PROJECT SUMMARY
Americans commonly consume excess amounts of dietary fructose. Added fructose has been shown to have an
adverse impact on metabolic health, including increased insulin resistance and type 2 diabetes (T2D) risk.
However, the mechanisms that link dietary fructose and metabolic health are poorly understood. Malabsorption
or incomplete metabolism of fructose in the small intestine is common in the population. Excess fructose reaches
the colon where it may change the structure and function of the gut microbiome, alter bacterial metabolites and
trigger inflammatory responses impacting T2D risk. To elucidate whether commonly consumed levels of dietary
fructose influence metabolic outcomes through altering the gut microbiome, we will randomize 30 participants to
a controlled cross-over dietary intervention, in which they will consume 12-day isocaloric, added fructose or
glucose diets (25% of total calories) separated by a 10 day controlled diet washout period. We aim to:
1: Determine the relationships between high fructose consumption, the gut microbiome and metabolic
risk.
2: Characterize the causal role(s) that fructose-induced alterations to the gut microbiome have on
metabolic risk using a germ-free mouse model.
We will measure 1) microbiota community structure and function via metagenomic sequencing of stool, 2) fecal
metabolites via targeted and untargeted metabolomics, 3) anthropometrics, 4) insulin resistance, serum markers
of T2D risk and inflammatory cytokines, 5) fecal microbial carbohydrate oxidation capacity and 6) liver fat via
MRI elastography.
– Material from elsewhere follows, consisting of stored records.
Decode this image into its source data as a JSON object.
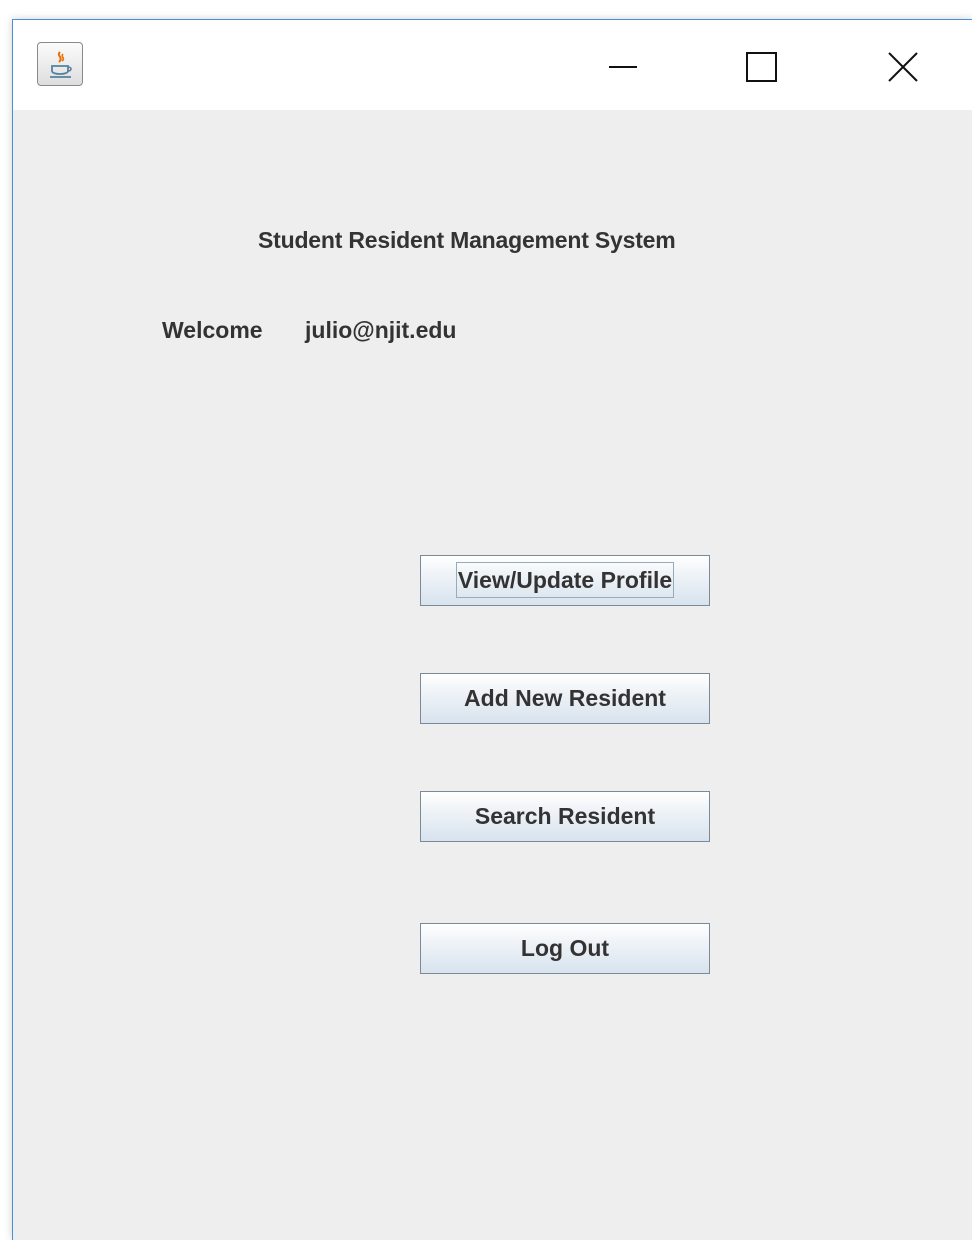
{
  "window": {
    "app_icon": "java-icon",
    "controls": {
      "minimize_icon": "minimize-icon",
      "maximize_icon": "maximize-icon",
      "close_icon": "close-icon"
    }
  },
  "main": {
    "title": "Student Resident Management System",
    "welcome_label": "Welcome",
    "user_email": "julio@njit.edu",
    "buttons": [
      {
        "label": "View/Update Profile",
        "focused": true
      },
      {
        "label": "Add New Resident",
        "focused": false
      },
      {
        "label": "Search Resident",
        "focused": false
      },
      {
        "label": "Log Out",
        "focused": false
      }
    ]
  }
}
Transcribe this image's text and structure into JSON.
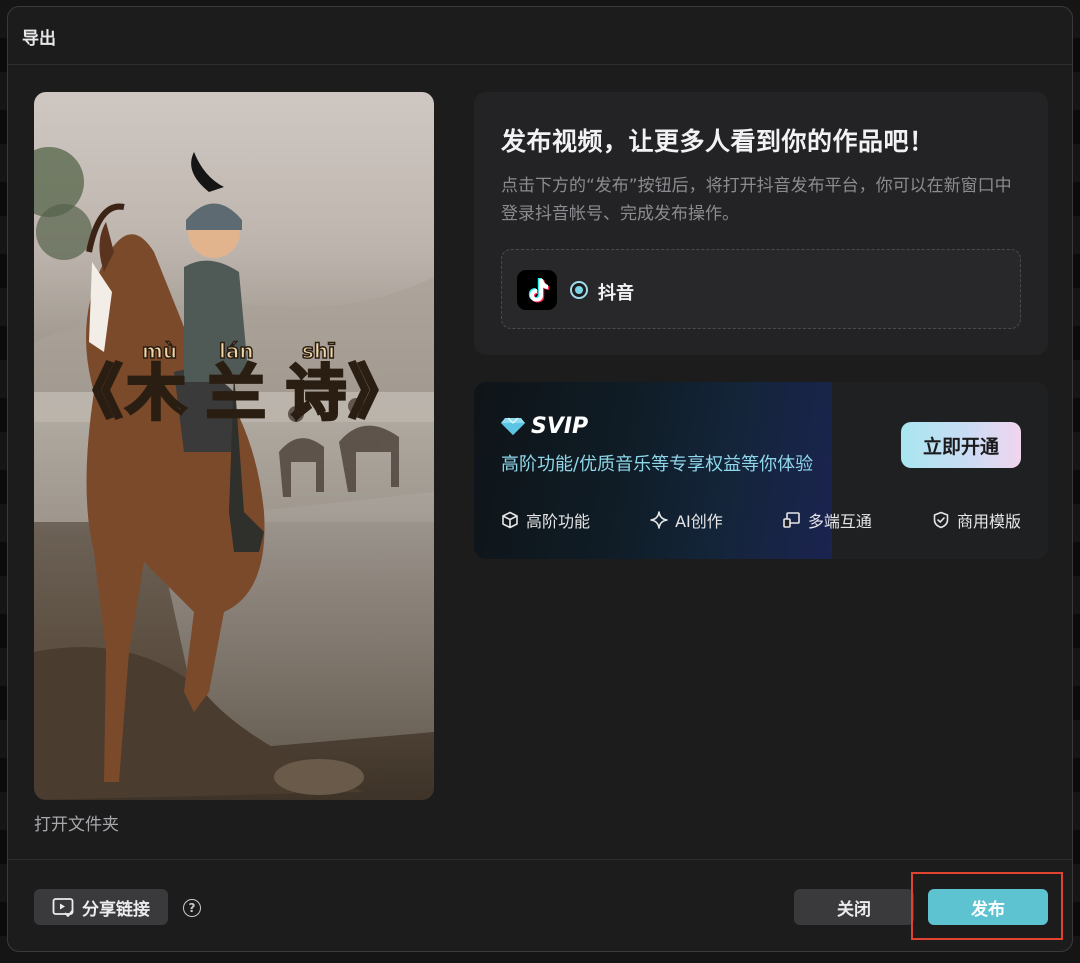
{
  "dialog": {
    "title": "导出"
  },
  "preview": {
    "title_chars": [
      "木",
      "兰",
      "诗"
    ],
    "pinyin": [
      "mù",
      "lán",
      "shī"
    ],
    "open_brackets": "《",
    "close_brackets": "》",
    "open_folder": "打开文件夹"
  },
  "publish": {
    "headline": "发布视频，让更多人看到你的作品吧！",
    "description": "点击下方的“发布”按钮后，将打开抖音发布平台，你可以在新窗口中登录抖音帐号、完成发布操作。",
    "platform": {
      "label": "抖音",
      "selected": true,
      "icon": "tiktok-icon"
    }
  },
  "svip": {
    "badge": "SVIP",
    "subtitle": "高阶功能/优质音乐等专享权益等你体验",
    "activate_label": "立即开通",
    "features": [
      {
        "icon": "cube-icon",
        "label": "高阶功能"
      },
      {
        "icon": "sparkle-icon",
        "label": "AI创作"
      },
      {
        "icon": "devices-icon",
        "label": "多端互通"
      },
      {
        "icon": "shield-check-icon",
        "label": "商用模版"
      }
    ],
    "accent": "#8fd6ea"
  },
  "footer": {
    "share_label": "分享链接",
    "help_label": "?",
    "close_label": "关闭",
    "publish_label": "发布",
    "publish_color": "#5ec3d1"
  }
}
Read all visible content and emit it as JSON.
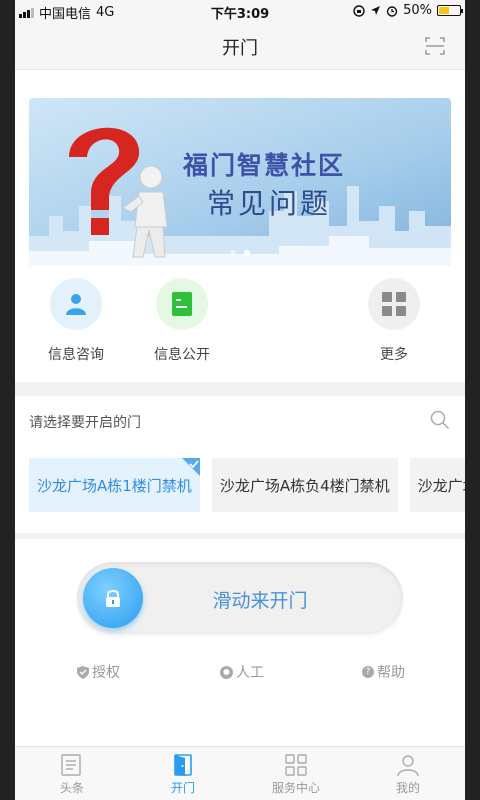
{
  "status_bar": {
    "carrier": "中国电信",
    "network": "4G",
    "time": "下午3:09",
    "battery": "50%",
    "battery_level": 0.5
  },
  "navbar": {
    "title": "开门",
    "scan_icon": "scan-icon"
  },
  "banner": {
    "title": "福门智慧社区",
    "subtitle": "常见问题",
    "dots_total": 2,
    "dot_active": 2
  },
  "quick_actions": [
    {
      "label": "信息咨询",
      "icon": "person-icon",
      "bg": "#e3f1fd",
      "color": "#3aa2ea"
    },
    {
      "label": "信息公开",
      "icon": "document-icon",
      "bg": "#e5f8e4",
      "color": "#2fc13a"
    },
    {
      "label": "更多",
      "icon": "grid-icon",
      "bg": "#efefef",
      "color": "#8a8a8a"
    }
  ],
  "doors": {
    "header": "请选择要开启的门",
    "items": [
      {
        "label": "沙龙广场A栋1楼门禁机",
        "selected": true
      },
      {
        "label": "沙龙广场A栋负4楼门禁机",
        "selected": false
      },
      {
        "label": "沙龙广场A栋",
        "selected": false
      }
    ]
  },
  "slider": {
    "label": "滑动来开门"
  },
  "options": {
    "authorize": "授权",
    "manual": "人工",
    "help": "帮助"
  },
  "tabbar": {
    "items": [
      {
        "label": "头条",
        "icon": "news-icon"
      },
      {
        "label": "开门",
        "icon": "door-icon"
      },
      {
        "label": "服务中心",
        "icon": "grid-icon"
      },
      {
        "label": "我的",
        "icon": "profile-icon"
      }
    ],
    "active": 1
  },
  "colors": {
    "accent": "#2a9cf0",
    "selected_bg": "#e4f2fd"
  }
}
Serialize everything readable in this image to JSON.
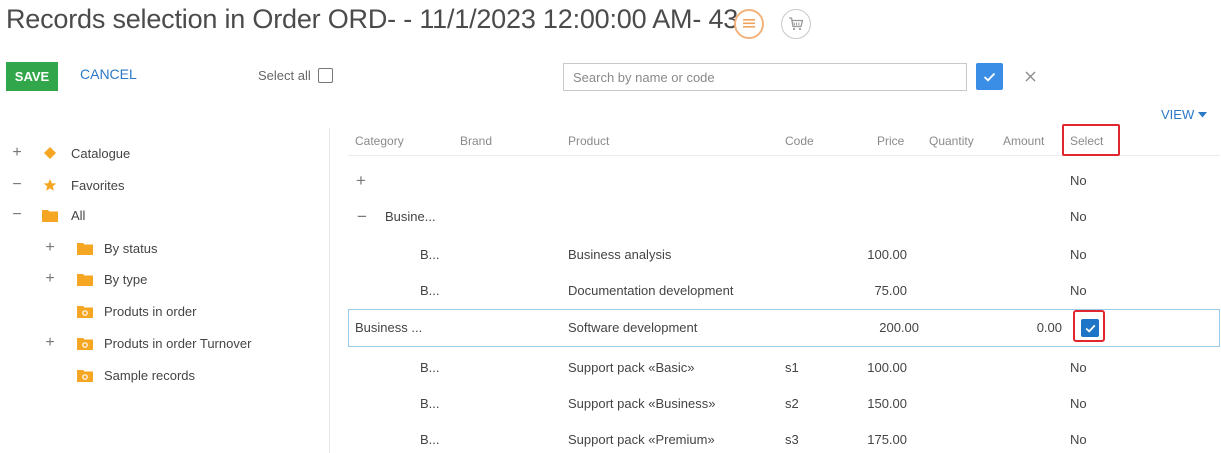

We will use novel statistical approaches, including Distributed Lag Modeling, to understand
the complex relationships between diet, the microbiome, metabolites and health outcomes.
We will then conduct controlled dietary interventions and fecal microbiome transplantation studies in germ-free
mice. Donor fecal samples from human participants in both the glucose and fructose arms of the clinical
intervention will be transplanted into germ-free and colonized mice to establish a causal relationship between
fructose-induced changes to the gut microbiome, liver fat and metabolic and inflammatory changes known to
increase risk for T2D.
We aim to comprehensively assess the structural and functional changes to the gut microbiome brought about
by a high fructose diet. Determining the impact of excess fructose on the microbiome will help identify novel
means by which fructose contributes to metabolic disease risk. In addition to identifying strategies to improve
metabolic health in adults, data from this proposal could help inform targeted approaches to mitigate future
disease risk in vulnerable populations that consume high levels of fructose, such as children.